Stevens is the only justice remaining of the justices serving when the court issued its last major broadcast indecency ruling, FCC v. Pacifica, in 1978. He was in the 5- 4 majority that upheld commission power to fine stations for airing curses, saying imposition of such penalties didn’t violate the First Amendment. Ginsburg noted Tuesday that the Pacifica ruling predates the Internet. “This whole argument has a certain air of futility,” she said later. “The issue before us is ignoring the big elephant in the room.” Garre said the 2nd Circuit “made clear” that it wasn’t deciding the case on constitutional grounds, and even a dissent by Judge Pierre Leval didn’t mention the Constitution.

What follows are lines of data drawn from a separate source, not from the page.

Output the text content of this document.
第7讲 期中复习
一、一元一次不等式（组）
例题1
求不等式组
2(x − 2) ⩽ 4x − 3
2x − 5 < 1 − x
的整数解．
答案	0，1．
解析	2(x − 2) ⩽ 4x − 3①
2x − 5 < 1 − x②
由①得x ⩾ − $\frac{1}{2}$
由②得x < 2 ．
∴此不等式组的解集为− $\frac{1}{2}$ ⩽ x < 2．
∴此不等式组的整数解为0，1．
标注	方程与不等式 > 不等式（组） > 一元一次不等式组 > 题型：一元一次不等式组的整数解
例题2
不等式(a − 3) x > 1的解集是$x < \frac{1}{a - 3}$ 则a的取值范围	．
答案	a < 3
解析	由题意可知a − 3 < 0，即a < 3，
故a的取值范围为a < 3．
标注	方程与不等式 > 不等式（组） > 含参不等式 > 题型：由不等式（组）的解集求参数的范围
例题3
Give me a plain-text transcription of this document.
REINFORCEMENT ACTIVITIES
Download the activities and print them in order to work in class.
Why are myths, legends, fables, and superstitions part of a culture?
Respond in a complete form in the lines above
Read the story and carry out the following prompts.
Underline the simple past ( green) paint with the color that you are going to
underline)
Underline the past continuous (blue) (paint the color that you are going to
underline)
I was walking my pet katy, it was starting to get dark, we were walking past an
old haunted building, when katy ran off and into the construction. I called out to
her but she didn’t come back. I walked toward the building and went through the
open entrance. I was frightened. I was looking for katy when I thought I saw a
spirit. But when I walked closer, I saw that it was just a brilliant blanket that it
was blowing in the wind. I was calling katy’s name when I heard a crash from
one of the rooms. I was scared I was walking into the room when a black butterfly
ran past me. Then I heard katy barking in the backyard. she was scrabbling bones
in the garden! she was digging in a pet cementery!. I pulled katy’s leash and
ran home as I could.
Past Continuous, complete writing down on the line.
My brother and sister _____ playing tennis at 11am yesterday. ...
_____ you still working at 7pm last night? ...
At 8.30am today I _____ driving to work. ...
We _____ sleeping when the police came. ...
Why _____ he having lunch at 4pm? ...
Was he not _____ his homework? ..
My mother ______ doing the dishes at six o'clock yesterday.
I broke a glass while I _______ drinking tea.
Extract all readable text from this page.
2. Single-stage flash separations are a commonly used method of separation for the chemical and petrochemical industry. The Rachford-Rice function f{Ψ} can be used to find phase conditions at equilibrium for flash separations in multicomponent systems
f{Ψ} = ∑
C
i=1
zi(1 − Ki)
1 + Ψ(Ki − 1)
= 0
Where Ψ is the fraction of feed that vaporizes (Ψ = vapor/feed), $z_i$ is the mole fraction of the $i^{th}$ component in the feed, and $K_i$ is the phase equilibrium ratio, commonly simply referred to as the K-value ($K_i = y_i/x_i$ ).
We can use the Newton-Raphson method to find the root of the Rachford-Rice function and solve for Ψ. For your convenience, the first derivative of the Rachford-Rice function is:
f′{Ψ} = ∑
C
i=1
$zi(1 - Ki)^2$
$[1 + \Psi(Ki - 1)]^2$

Because the justices had so few constitutional questions, participants on both sides told us a narrow ruling on procedural grounds seems likely. “It does seem apparent that any decision that’s made is going to turn on administrative grounds,” said Dan Isett, policy director of the Parents TV Council, whose members filed many complaints about the Billboard shows. “If that’s the case, I think that bodes well for those of us who think that broadcasters still have a responsibility to Pacifica.”
The Fox case probably won’t be decided on constitutional grounds, said Prof. Angela Campbell of the Georgetown University Law Center, who’s researching Pacifica and filed a brief for the American Academy of Pediatrics in Fox. Progress & Freedom Foundation fellow Adam Thierer, who believes the FCC overstepped its bounds in Fox, agrees that an APA-based ruling is likely, he said. “It would be a good time to invest in tape-delay equipment,” he said. President Andrew Schwartzman of the Media Access Project, representing the Center for Creative Voices in Fox, said the high court is unlikely to issue a ruling in 2008, but it will decide before its current term ends in June.